Die vorherrschende Meinung ist ja, dass das Fernsehen dumm und passiv macht. Was ist aber, wenn ich , bevor ich den Fernseher anmache, im Vorfeld alle Aspekte meines wi(n)tzigen Daseins systematisch einmal gedanklich durchleuchte, und dann zu dem Schluss komme, dass mich das glotzen davon extrem ablenkt?  Dann ist das doch das Resultat eines vorangegangenen Reflexionsprozesses. Was ist denn so schlimm am Fernsehen? Also, mich regt es zum Nachdenken an.

Fühlst du dich nicht in die Frauen-Rolle der 50er Jahre zurückversetzt?

Wieso sollte ich? Hängt das denn nicht vom Standpunkt des Betrachters ab? Ich mag beispielsweise gutes Essen, also koche ICH. Ich mag es gerne kuschelig, also halte ICH die Höhle sauber. Dass da um mich herum noch Schmarotzer und Trittbrettfahrer sind – also meine Familie – damit kann ich leben.  Ich möchte es einmal so ausdrücken. Solange die nett zu mir sind, wird das Glück mit ihnen sein. Solange lasse ich meine Kinder in dem Glauben, sie wohnen im Hotel Mum & Cosy. Und meinem Mann möchte ich auch nicht unbedingt das nehmen, was er so liebevoll sein „Betreutes Wohnen“ nennt.

Nein, nein, und zum hundertsten Mal nein! Ich will kein AU-PAIR für meine Kinder!

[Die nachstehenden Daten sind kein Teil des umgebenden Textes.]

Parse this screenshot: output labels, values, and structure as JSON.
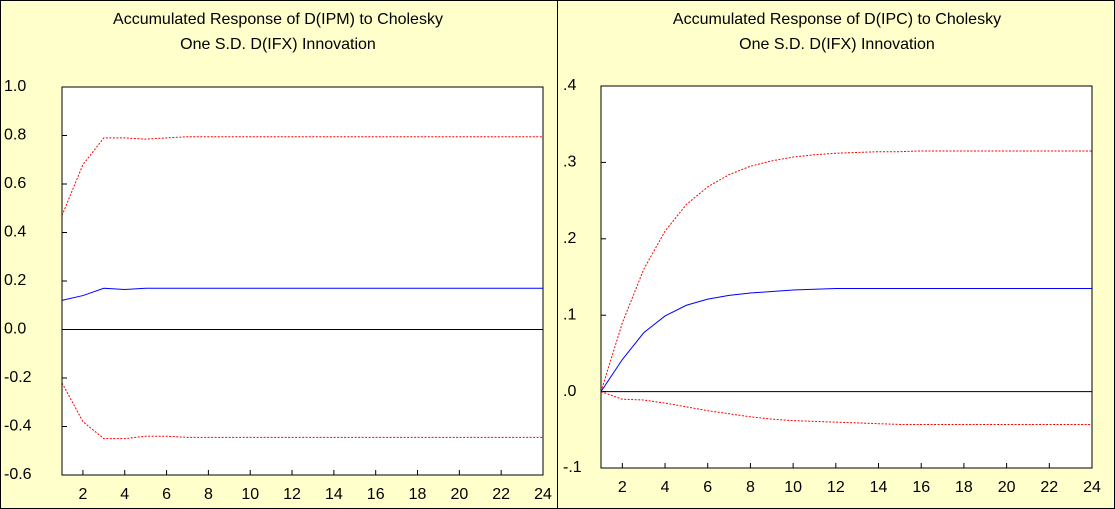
{
  "chart_data": [
    {
      "type": "line",
      "title": "Accumulated Response of D(IPM) to Cholesky",
      "subtitle": "One S.D. D(IFX) Innovation",
      "x": [
        1,
        2,
        3,
        4,
        5,
        6,
        7,
        8,
        9,
        10,
        11,
        12,
        13,
        14,
        15,
        16,
        17,
        18,
        19,
        20,
        21,
        22,
        23,
        24
      ],
      "xlim": [
        1,
        24
      ],
      "xticks": [
        2,
        4,
        6,
        8,
        10,
        12,
        14,
        16,
        18,
        20,
        22,
        24
      ],
      "ylim": [
        -0.6,
        1.0
      ],
      "yticks": [
        {
          "value": 1.0,
          "label": "1.0"
        },
        0.8,
        0.6,
        0.4,
        0.2,
        {
          "value": 0,
          "label": "0.0"
        },
        -0.2,
        -0.4,
        -0.6
      ],
      "series": [
        {
          "color": "#ff0000",
          "dashed": true,
          "values": [
            0.47,
            0.68,
            0.79,
            0.79,
            0.785,
            0.79,
            0.795,
            0.795,
            0.795,
            0.795,
            0.795,
            0.795,
            0.795,
            0.795,
            0.795,
            0.795,
            0.795,
            0.795,
            0.795,
            0.795,
            0.795,
            0.795,
            0.795,
            0.795
          ]
        },
        {
          "color": "#0000ff",
          "dashed": false,
          "values": [
            0.12,
            0.14,
            0.17,
            0.165,
            0.17,
            0.17,
            0.17,
            0.17,
            0.17,
            0.17,
            0.17,
            0.17,
            0.17,
            0.17,
            0.17,
            0.17,
            0.17,
            0.17,
            0.17,
            0.17,
            0.17,
            0.17,
            0.17,
            0.17
          ]
        },
        {
          "color": "#ff0000",
          "dashed": true,
          "values": [
            -0.22,
            -0.38,
            -0.45,
            -0.45,
            -0.44,
            -0.44,
            -0.445,
            -0.445,
            -0.445,
            -0.445,
            -0.445,
            -0.445,
            -0.445,
            -0.445,
            -0.445,
            -0.445,
            -0.445,
            -0.445,
            -0.445,
            -0.445,
            -0.445,
            -0.445,
            -0.445,
            -0.445
          ]
        }
      ]
    },
    {
      "type": "line",
      "title": "Accumulated Response of D(IPC) to Cholesky",
      "subtitle": "One S.D. D(IFX) Innovation",
      "x": [
        1,
        2,
        3,
        4,
        5,
        6,
        7,
        8,
        9,
        10,
        11,
        12,
        13,
        14,
        15,
        16,
        17,
        18,
        19,
        20,
        21,
        22,
        23,
        24
      ],
      "xlim": [
        1,
        24
      ],
      "xticks": [
        2,
        4,
        6,
        8,
        10,
        12,
        14,
        16,
        18,
        20,
        22,
        24
      ],
      "ylim": [
        -0.1,
        0.4
      ],
      "yticks": [
        {
          "value": 0.4,
          "label": ".4"
        },
        {
          "value": 0.3,
          "label": ".3"
        },
        {
          "value": 0.2,
          "label": ".2"
        },
        {
          "value": 0.1,
          "label": ".1"
        },
        {
          "value": 0,
          "label": ".0"
        },
        {
          "value": -0.1,
          "label": "-.1"
        }
      ],
      "series": [
        {
          "color": "#ff0000",
          "dashed": true,
          "values": [
            0,
            0.09,
            0.16,
            0.21,
            0.245,
            0.268,
            0.284,
            0.295,
            0.302,
            0.307,
            0.31,
            0.312,
            0.313,
            0.314,
            0.314,
            0.315,
            0.315,
            0.315,
            0.315,
            0.315,
            0.315,
            0.315,
            0.315,
            0.315
          ]
        },
        {
          "color": "#0000ff",
          "dashed": false,
          "values": [
            0,
            0.042,
            0.077,
            0.099,
            0.113,
            0.121,
            0.126,
            0.129,
            0.131,
            0.133,
            0.134,
            0.135,
            0.135,
            0.135,
            0.135,
            0.135,
            0.135,
            0.135,
            0.135,
            0.135,
            0.135,
            0.135,
            0.135,
            0.135
          ]
        },
        {
          "color": "#ff0000",
          "dashed": true,
          "values": [
            0,
            -0.01,
            -0.011,
            -0.015,
            -0.02,
            -0.025,
            -0.029,
            -0.033,
            -0.036,
            -0.038,
            -0.039,
            -0.04,
            -0.041,
            -0.042,
            -0.043,
            -0.043,
            -0.043,
            -0.043,
            -0.043,
            -0.043,
            -0.043,
            -0.043,
            -0.043,
            -0.043
          ]
        }
      ]
    }
  ]
}
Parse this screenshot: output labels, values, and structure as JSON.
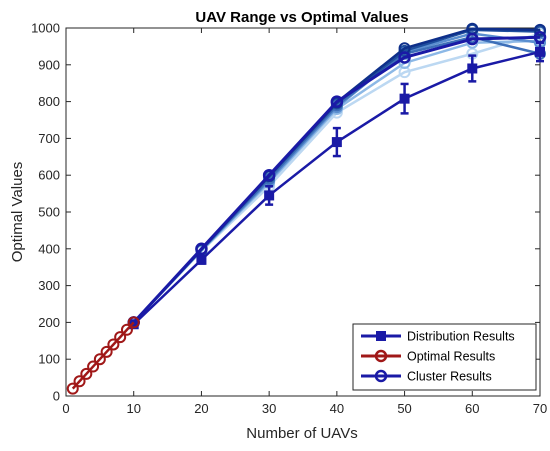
{
  "chart_data": {
    "type": "line",
    "title": "UAV Range vs Optimal Values",
    "xlabel": "Number of UAVs",
    "ylabel": "Optimal Values",
    "xlim": [
      0,
      70
    ],
    "ylim": [
      0,
      1000
    ],
    "xticks": [
      0,
      10,
      20,
      30,
      40,
      50,
      60,
      70
    ],
    "yticks": [
      0,
      100,
      200,
      300,
      400,
      500,
      600,
      700,
      800,
      900,
      1000
    ],
    "grid": false,
    "legend_position": "bottom-right",
    "colors": {
      "distribution": "#1a1aa6",
      "optimal": "#a01818",
      "cluster": "#1a1aa6",
      "background_lines": [
        "#0e2f8a",
        "#1f4f9e",
        "#3d6fb8",
        "#5b8fd0",
        "#8cb8e6",
        "#bcd8f2"
      ]
    },
    "legend": [
      {
        "label": "Distribution Results",
        "series": "distribution",
        "marker": "square"
      },
      {
        "label": "Optimal Results",
        "series": "optimal",
        "marker": "circle"
      },
      {
        "label": "Cluster Results",
        "series": "cluster",
        "marker": "circle"
      }
    ],
    "series": [
      {
        "name": "Distribution Results",
        "key": "distribution",
        "x": [
          10,
          20,
          30,
          40,
          50,
          60,
          70
        ],
        "y": [
          195,
          370,
          545,
          690,
          808,
          890,
          935
        ],
        "err": [
          5,
          10,
          25,
          38,
          40,
          35,
          25
        ]
      },
      {
        "name": "Optimal Results",
        "key": "optimal",
        "x": [
          1,
          2,
          3,
          4,
          5,
          6,
          7,
          8,
          9,
          10
        ],
        "y": [
          20,
          40,
          60,
          80,
          100,
          120,
          140,
          160,
          180,
          200
        ]
      },
      {
        "name": "Cluster Results",
        "key": "cluster",
        "x": [
          10,
          20,
          30,
          40,
          50,
          60,
          70
        ],
        "y": [
          200,
          400,
          600,
          800,
          920,
          970,
          975
        ]
      }
    ],
    "background_series": [
      {
        "x": [
          10,
          20,
          30,
          40,
          50,
          60,
          70
        ],
        "y": [
          200,
          398,
          598,
          798,
          945,
          998,
          995
        ]
      },
      {
        "x": [
          10,
          20,
          30,
          40,
          50,
          60,
          70
        ],
        "y": [
          200,
          398,
          596,
          795,
          938,
          995,
          990
        ]
      },
      {
        "x": [
          10,
          20,
          30,
          40,
          50,
          60,
          70
        ],
        "y": [
          200,
          397,
          590,
          790,
          930,
          975,
          930
        ]
      },
      {
        "x": [
          10,
          20,
          30,
          40,
          50,
          60,
          70
        ],
        "y": [
          200,
          396,
          585,
          785,
          935,
          985,
          960
        ]
      },
      {
        "x": [
          10,
          20,
          30,
          40,
          50,
          60,
          70
        ],
        "y": [
          200,
          395,
          580,
          780,
          905,
          960,
          965
        ]
      },
      {
        "x": [
          10,
          20,
          30,
          40,
          50,
          60,
          70
        ],
        "y": [
          200,
          394,
          570,
          770,
          880,
          930,
          985
        ]
      }
    ]
  }
}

Ich bin durch diese Schwangerschaftshölle gegangen. Entweder habe ich in jede freie Ecke gekotzt, oder ich habe permanent gegessen. Ich habe mir bei den Geburten Fleischwunden zugezogen, so groß, das kannte ich sonst nur aus Zombie-Filmen. Oder aus Rambo. Da gibt es diese Szene im ersten Teil, da ist Silvester Stallone auf der Flucht und verletzt sich, und eine offene Fleischwunde klafft da an seinem Oberarm. Zum Glück hat er aber sein Reise-Nähset dabei, und kann sich mit Nadel und Faden selbst vernähen.

Ja und?!? Mich hat man getackert. Im Schritt! Bei vollem Bewusstsein. Sonst wäre ich auseinander gefallen in zwei Hälften, wie Rumpelstilzchen. Soll diese Tortour umsonst gewesen sein? Auf keinen Fall. Jetzt bin ich mal dran, Mami will jetzt Spaß haben. Meine Kinder sollen MICH unterhalten. Sie sollen MICH zum lachen bringen, und nicht so ein tschetschenisches Kindermädchen!

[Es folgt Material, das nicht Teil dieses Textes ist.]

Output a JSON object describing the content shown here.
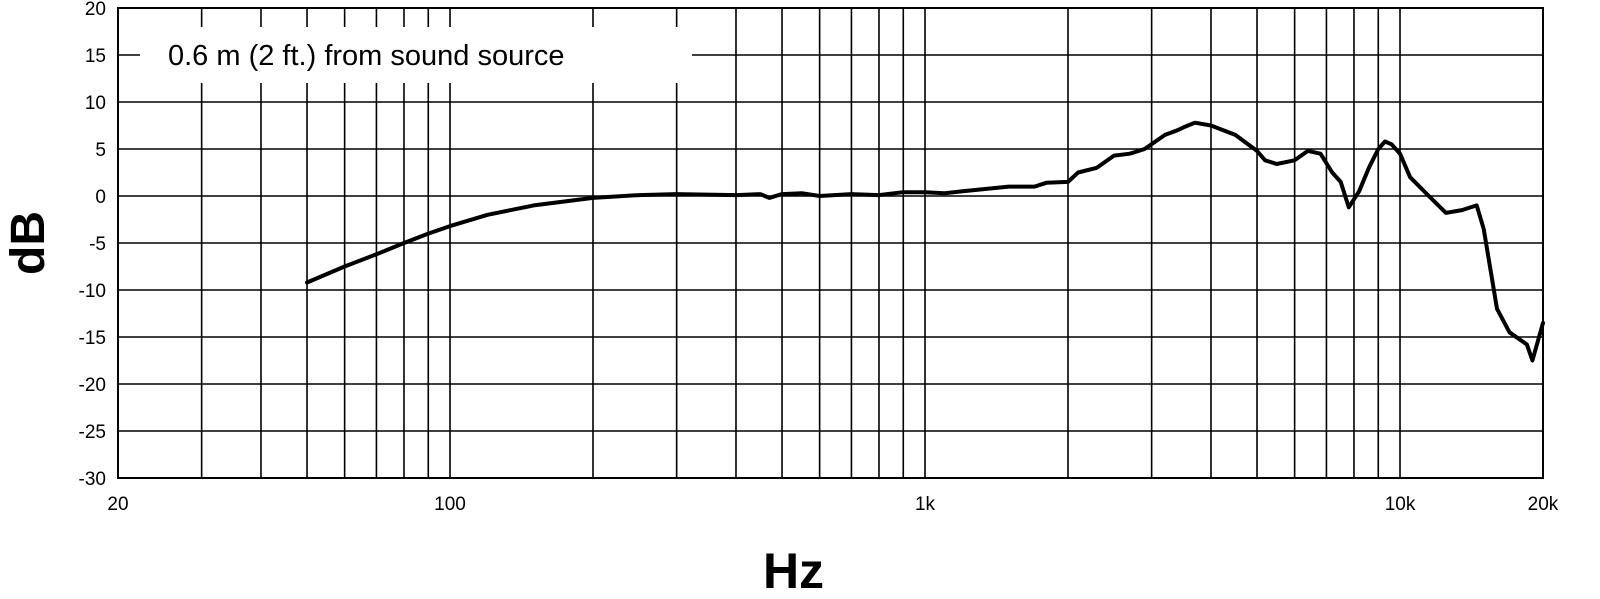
{
  "chart_data": {
    "type": "line",
    "title": "",
    "xlabel": "Hz",
    "ylabel": "dB",
    "x_scale": "log",
    "xlim": [
      20,
      20000
    ],
    "ylim": [
      -30,
      20
    ],
    "x_ticks": [
      20,
      100,
      1000,
      10000,
      20000
    ],
    "x_tick_labels": [
      "20",
      "100",
      "1k",
      "10k",
      "20k"
    ],
    "y_ticks": [
      20,
      15,
      10,
      5,
      0,
      -5,
      -10,
      -15,
      -20,
      -25,
      -30
    ],
    "y_tick_labels": [
      "20",
      "15",
      "10",
      "5",
      "0",
      "-5",
      "-10",
      "-15",
      "-20",
      "-25",
      "-30"
    ],
    "grid": true,
    "annotation": "0.6 m (2 ft.) from sound source",
    "line_color": "#000000",
    "series": [
      {
        "x": [
          50,
          60,
          70,
          80,
          90,
          100,
          120,
          150,
          200,
          250,
          300,
          400,
          450,
          470,
          500,
          550,
          600,
          700,
          800,
          900,
          1000,
          1100,
          1200,
          1500,
          1700,
          1800,
          2000,
          2100,
          2300,
          2500,
          2700,
          2900,
          3200,
          3400,
          3500,
          3700,
          4000,
          4500,
          5000,
          5200,
          5500,
          6000,
          6400,
          6800,
          7200,
          7500,
          7800,
          8200,
          8600,
          9000,
          9300,
          9600,
          10000,
          10500,
          11500,
          12500,
          13500,
          14500,
          15000,
          16000,
          17000,
          18500,
          19000,
          20000
        ],
        "y": [
          -9.2,
          -7.5,
          -6.2,
          -5.0,
          -4.0,
          -3.2,
          -2.0,
          -1.0,
          -0.2,
          0.1,
          0.2,
          0.1,
          0.2,
          -0.2,
          0.2,
          0.3,
          0.0,
          0.2,
          0.1,
          0.4,
          0.4,
          0.3,
          0.5,
          1.0,
          1.0,
          1.4,
          1.5,
          2.5,
          3.0,
          4.3,
          4.5,
          5.0,
          6.5,
          7.0,
          7.3,
          7.8,
          7.5,
          6.5,
          4.8,
          3.8,
          3.4,
          3.8,
          4.8,
          4.5,
          2.5,
          1.5,
          -1.2,
          0.5,
          3.0,
          5.0,
          5.8,
          5.5,
          4.5,
          2.0,
          0.0,
          -1.8,
          -1.5,
          -1.0,
          -3.5,
          -12.0,
          -14.5,
          -15.8,
          -17.5,
          -13.5
        ]
      }
    ]
  }
}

Künstler sein und Kinder haben? Wie verträgt sich DAS denn?

Es herrscht ja die vorherrschende Meinung über Künstler, dass sie keine feste Bindungen haben wollen. Und keine Kinder. Wegen der künstlerischen Freiheit, und so. Keine Blockaden und keine Klötze, die die eigene Getriebenheit lähmen, bremsen und aufhalten, bei ihrer ewigen Suche nach Antworten und der Wahrheit.
Schnickschnack! Ich werde doch wegen so einem Vorurteil nicht eine meiner wichtigsten Inspirationsquellen einfach so weggeben? Selbst wenn, wohin mit ihnen? Die sind doch schon gebraucht. Die nimmt doch keiner mehr.

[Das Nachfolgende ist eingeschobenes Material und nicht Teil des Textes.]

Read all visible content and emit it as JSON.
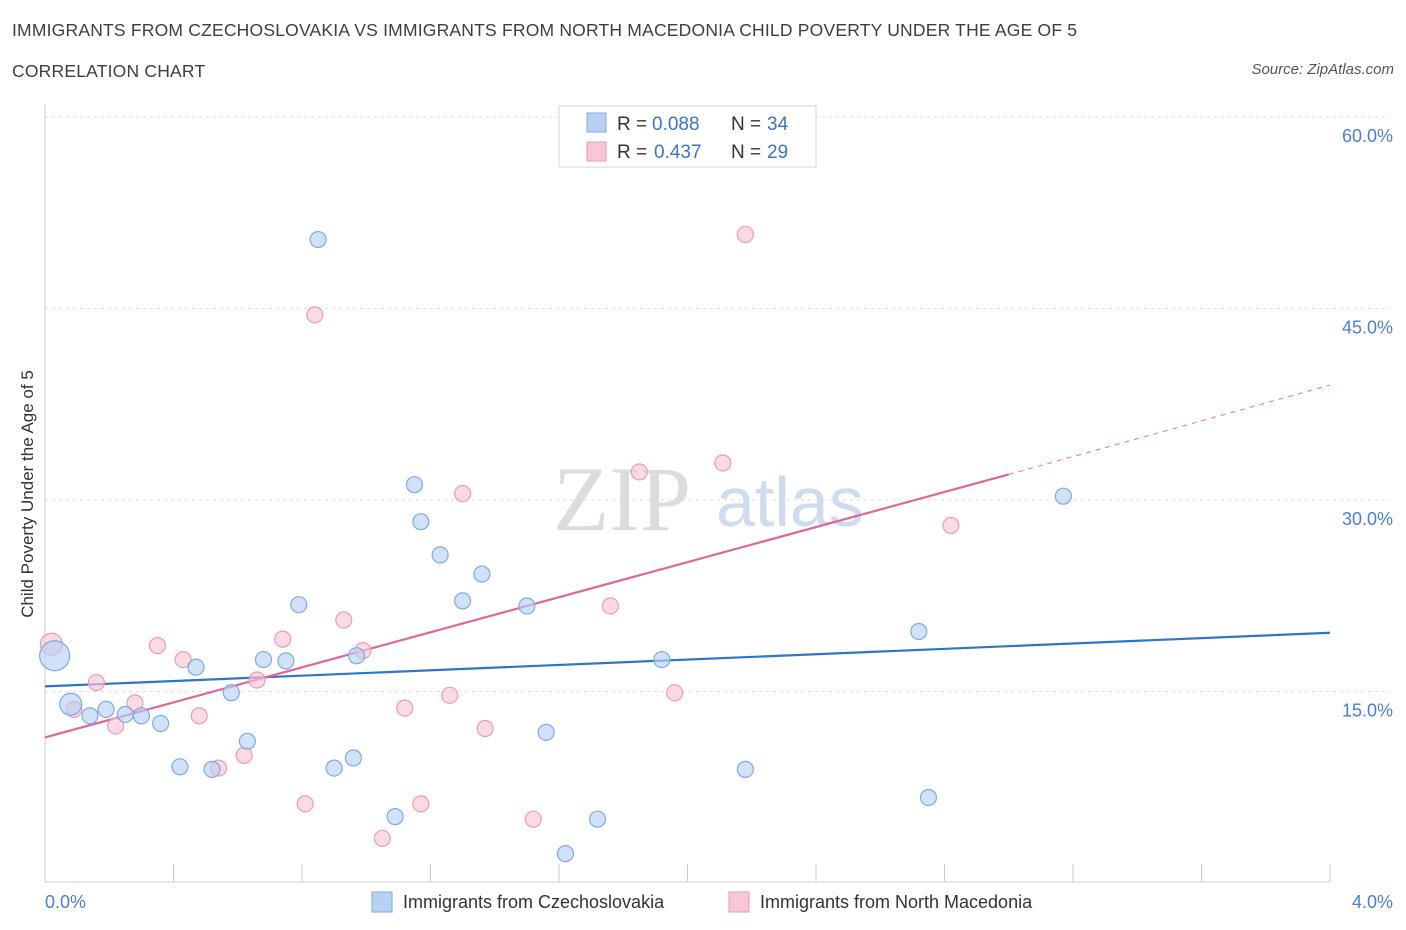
{
  "title": "IMMIGRANTS FROM CZECHOSLOVAKIA VS IMMIGRANTS FROM NORTH MACEDONIA CHILD POVERTY UNDER THE AGE OF 5",
  "subtitle": "CORRELATION CHART",
  "source": "Source: ZipAtlas.com",
  "watermark": {
    "zip": "ZIP",
    "atlas": "atlas"
  },
  "colors": {
    "blue_fill": "#b8d1f2",
    "blue_stroke": "#7eaae3",
    "blue_line": "#2f74c9",
    "pink_fill": "#f8c6d5",
    "pink_stroke": "#ee9ab4",
    "pink_line": "#e06793",
    "grid": "#dddddd",
    "axis_label": "#4a7fd4"
  },
  "legend_top": {
    "r_label": "R =",
    "n_label": "N =",
    "rows": [
      {
        "series": "blue",
        "r": "0.088",
        "n": "34"
      },
      {
        "series": "pink",
        "r": "0.437",
        "n": "29"
      }
    ]
  },
  "chart_data": {
    "type": "scatter",
    "title": "IMMIGRANTS FROM CZECHOSLOVAKIA VS IMMIGRANTS FROM NORTH MACEDONIA CHILD POVERTY UNDER THE AGE OF 5",
    "xlabel": "",
    "ylabel": "Child Poverty Under the Age of 5",
    "xlim": [
      0.0,
      4.0
    ],
    "ylim": [
      0.0,
      60.0
    ],
    "x_tick_labels": [
      "0.0%",
      "4.0%"
    ],
    "y_ticks": [
      15,
      30,
      45,
      60
    ],
    "y_tick_labels": [
      "15.0%",
      "30.0%",
      "45.0%",
      "60.0%"
    ],
    "grid": true,
    "legend_position": "top-center",
    "series": [
      {
        "name": "Immigrants from Czechoslovakia",
        "color": "#b8d1f2",
        "trend": {
          "x0": 0.0,
          "y0": 15.4,
          "x1": 4.0,
          "y1": 19.6
        },
        "points": [
          {
            "x": 0.03,
            "y": 17.8,
            "size": "large"
          },
          {
            "x": 0.08,
            "y": 14.0,
            "size": "medium"
          },
          {
            "x": 0.14,
            "y": 13.1
          },
          {
            "x": 0.19,
            "y": 13.6
          },
          {
            "x": 0.25,
            "y": 13.2
          },
          {
            "x": 0.3,
            "y": 13.1
          },
          {
            "x": 0.36,
            "y": 12.5
          },
          {
            "x": 0.42,
            "y": 9.1
          },
          {
            "x": 0.47,
            "y": 16.9
          },
          {
            "x": 0.52,
            "y": 8.9
          },
          {
            "x": 0.58,
            "y": 14.9
          },
          {
            "x": 0.63,
            "y": 11.1
          },
          {
            "x": 0.68,
            "y": 17.5
          },
          {
            "x": 0.75,
            "y": 17.4
          },
          {
            "x": 0.79,
            "y": 21.8
          },
          {
            "x": 0.85,
            "y": 50.4
          },
          {
            "x": 0.9,
            "y": 9.0
          },
          {
            "x": 0.97,
            "y": 17.8
          },
          {
            "x": 0.96,
            "y": 9.8
          },
          {
            "x": 1.09,
            "y": 5.2
          },
          {
            "x": 1.15,
            "y": 31.2
          },
          {
            "x": 1.17,
            "y": 28.3
          },
          {
            "x": 1.23,
            "y": 25.7
          },
          {
            "x": 1.3,
            "y": 22.1
          },
          {
            "x": 1.36,
            "y": 24.2
          },
          {
            "x": 1.5,
            "y": 21.7
          },
          {
            "x": 1.56,
            "y": 11.8
          },
          {
            "x": 1.62,
            "y": 2.3
          },
          {
            "x": 1.72,
            "y": 5.0
          },
          {
            "x": 1.92,
            "y": 17.5
          },
          {
            "x": 2.18,
            "y": 8.9
          },
          {
            "x": 2.72,
            "y": 19.7
          },
          {
            "x": 2.75,
            "y": 6.7
          },
          {
            "x": 3.17,
            "y": 30.3
          }
        ]
      },
      {
        "name": "Immigrants from North Macedonia",
        "color": "#f8c6d5",
        "trend": {
          "x0": 0.0,
          "y0": 11.4,
          "x1": 3.0,
          "y1": 32.0,
          "dashed_to_x": 4.0,
          "dashed_to_y": 39.0
        },
        "points": [
          {
            "x": 0.02,
            "y": 18.7,
            "size": "medium"
          },
          {
            "x": 0.09,
            "y": 13.6
          },
          {
            "x": 0.16,
            "y": 15.7
          },
          {
            "x": 0.22,
            "y": 12.3
          },
          {
            "x": 0.28,
            "y": 14.1
          },
          {
            "x": 0.35,
            "y": 18.6
          },
          {
            "x": 0.43,
            "y": 17.5
          },
          {
            "x": 0.48,
            "y": 13.1
          },
          {
            "x": 0.54,
            "y": 9.0
          },
          {
            "x": 0.62,
            "y": 10.0
          },
          {
            "x": 0.66,
            "y": 15.9
          },
          {
            "x": 0.74,
            "y": 19.1
          },
          {
            "x": 0.81,
            "y": 6.2
          },
          {
            "x": 0.84,
            "y": 44.5
          },
          {
            "x": 0.93,
            "y": 20.6
          },
          {
            "x": 0.99,
            "y": 18.2
          },
          {
            "x": 1.05,
            "y": 3.5
          },
          {
            "x": 1.12,
            "y": 13.7
          },
          {
            "x": 1.17,
            "y": 6.2
          },
          {
            "x": 1.26,
            "y": 14.7
          },
          {
            "x": 1.3,
            "y": 30.5
          },
          {
            "x": 1.37,
            "y": 12.1
          },
          {
            "x": 1.52,
            "y": 5.0
          },
          {
            "x": 1.76,
            "y": 21.7
          },
          {
            "x": 1.85,
            "y": 32.2
          },
          {
            "x": 1.96,
            "y": 14.9
          },
          {
            "x": 2.11,
            "y": 32.9
          },
          {
            "x": 2.18,
            "y": 50.8
          },
          {
            "x": 2.82,
            "y": 28.0
          }
        ]
      }
    ]
  }
}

Kind sein, ist die ehrlichste menschliche Daseinsform.Kinder verstellen sich nicht. Kinder sind WYSIWYG – what you see is what you get. Von ihnen bekommen wir immer genau die Emotion, die sie im Moment verspüren. Kinder lieben bedingungslos. Sie grübeln nicht über Vergangenes und machen sich keinen Kopf über das, was morgen vielleicht sein wird. Sie sind einfach nur hier. Im Jetzt. Und deshalb genieße ich jeden Moment mit Ihnen. Selbst wenn Sie sich streiten und mir damit gewaltig auf die Nerven gehen.

Wie neulich. Bei einer Autofahrt. Da stritten sich meine kleinen Töchter wieder einmal über alles Mögliche. Wer die schönere Puppe hat, wer die schönere Lieblingsfarbe, und wer den schöneren Autositz. Da sagt auf einmal meine Fünfjährige: “ Dafür fährt Mama aber auf meiner Seite schneller als auf deiner.“

Ich bin zum Lachen sofort links rangefahren. Wie gesagt. Da ging es schneller.